Theresa May must end the “ghastly uncertainty” for EU citizens and offer them permanent residence, a group representing both Leave and Remain has urged.
The thinktank British Future commissioned an inquiry with a panel representing both sides of the Brexit debate, multiple political parties, business leaders and trade unions.
The inquiry also recommended an overhaul of the permanent residence application process. At the 2015 rate of processing, it calculates it would take 150 years to process all 2.8m EU nationals in the UK.
Gisela Stuart, Labour MP and the inquiry’s chair, said: “Britain should make clear at the start of the Brexit negotiations that EU citizens already here before that date can stay.
“This would send a clear signal about the kind of country the UK will be after Brexit and the relationship we want with Europe.
“We should expect reciprocal deals for Britons living in European countries, but Britain should make the first move to demonstrate good will.”
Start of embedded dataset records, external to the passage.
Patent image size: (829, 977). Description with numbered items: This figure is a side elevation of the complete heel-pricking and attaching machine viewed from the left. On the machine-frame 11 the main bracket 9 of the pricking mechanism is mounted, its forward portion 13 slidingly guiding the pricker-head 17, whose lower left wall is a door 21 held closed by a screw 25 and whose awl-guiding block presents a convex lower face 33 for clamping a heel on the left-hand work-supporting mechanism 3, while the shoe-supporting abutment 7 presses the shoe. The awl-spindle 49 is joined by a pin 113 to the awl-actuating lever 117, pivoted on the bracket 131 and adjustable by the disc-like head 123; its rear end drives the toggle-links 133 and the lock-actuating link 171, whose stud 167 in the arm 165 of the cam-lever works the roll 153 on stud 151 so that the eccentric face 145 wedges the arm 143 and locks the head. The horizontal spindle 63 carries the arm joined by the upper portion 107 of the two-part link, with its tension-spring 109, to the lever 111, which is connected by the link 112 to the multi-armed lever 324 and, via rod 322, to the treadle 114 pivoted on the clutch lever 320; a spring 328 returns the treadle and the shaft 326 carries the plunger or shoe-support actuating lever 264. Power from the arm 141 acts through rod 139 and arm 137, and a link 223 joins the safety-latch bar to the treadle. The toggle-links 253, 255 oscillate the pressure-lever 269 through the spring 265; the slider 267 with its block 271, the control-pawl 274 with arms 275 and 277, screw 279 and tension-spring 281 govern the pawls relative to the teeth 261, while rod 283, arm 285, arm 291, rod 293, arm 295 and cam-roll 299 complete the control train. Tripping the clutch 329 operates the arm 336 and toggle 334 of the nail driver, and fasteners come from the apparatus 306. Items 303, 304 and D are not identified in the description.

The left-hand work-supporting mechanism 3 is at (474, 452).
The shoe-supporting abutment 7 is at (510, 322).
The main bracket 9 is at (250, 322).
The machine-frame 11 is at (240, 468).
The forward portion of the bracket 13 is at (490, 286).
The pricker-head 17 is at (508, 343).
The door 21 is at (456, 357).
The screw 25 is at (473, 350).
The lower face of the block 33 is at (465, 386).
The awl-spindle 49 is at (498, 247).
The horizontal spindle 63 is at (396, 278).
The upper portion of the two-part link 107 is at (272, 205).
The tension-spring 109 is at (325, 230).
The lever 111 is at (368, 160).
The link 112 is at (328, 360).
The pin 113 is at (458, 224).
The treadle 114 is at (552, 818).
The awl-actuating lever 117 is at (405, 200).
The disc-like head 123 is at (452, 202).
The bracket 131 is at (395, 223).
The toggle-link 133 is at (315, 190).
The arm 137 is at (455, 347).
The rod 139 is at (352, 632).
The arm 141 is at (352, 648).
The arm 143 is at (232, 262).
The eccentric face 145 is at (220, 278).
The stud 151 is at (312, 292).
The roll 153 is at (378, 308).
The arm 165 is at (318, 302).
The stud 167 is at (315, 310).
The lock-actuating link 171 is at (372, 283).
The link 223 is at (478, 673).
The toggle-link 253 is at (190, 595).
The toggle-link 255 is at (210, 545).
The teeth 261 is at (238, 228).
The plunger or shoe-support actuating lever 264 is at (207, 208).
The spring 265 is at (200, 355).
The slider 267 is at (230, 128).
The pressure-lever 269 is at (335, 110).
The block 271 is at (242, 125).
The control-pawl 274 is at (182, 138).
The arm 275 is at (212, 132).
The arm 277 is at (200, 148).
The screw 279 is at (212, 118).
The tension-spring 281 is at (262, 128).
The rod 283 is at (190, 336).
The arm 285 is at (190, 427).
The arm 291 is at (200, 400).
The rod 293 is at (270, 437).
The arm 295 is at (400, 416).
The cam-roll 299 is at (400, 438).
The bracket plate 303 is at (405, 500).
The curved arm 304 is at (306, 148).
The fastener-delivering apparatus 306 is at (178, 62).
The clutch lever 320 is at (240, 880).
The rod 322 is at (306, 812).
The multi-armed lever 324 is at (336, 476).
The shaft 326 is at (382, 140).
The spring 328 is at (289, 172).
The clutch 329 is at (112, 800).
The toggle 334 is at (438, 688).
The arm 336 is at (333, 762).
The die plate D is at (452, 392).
More than eight in ten Brits – and three-quarters of Leave voters – support letting existing EU migrants stay, according to ICM research for British Future.
The research comes as the pressure group the3million representing EU citizens hands a letter into Downing Street urging the Prime Minister not to treat them as “bargaining chips”.
British Future instead has suggested EU citizens can be offered permanent residency status faster through using existing paperwork and data held by local authorities, HM Revenue and Customs, and government departments.
For the two-thirds of EU nationals (up to 2m people) who have already been in the UK for five years, the Inquiry proposes a streamlined system using Local Authorities’ Nationality Checking Services, who already help people with the paperwork for citizenship applications.
It suggests checking these applications more efficiently using existing Government records held by HMRC, the DWP and the Ministry of Justice. The remaining cases would be processed by a dedicated team at the Home Office.
The TUC’s head of EU and International Relations Owen Tudor, who also sat on the inquiry, said: “The Prime Minister should make the first move to unblock this ghastly uncertainty. It is morally right and pragmatically sensible.”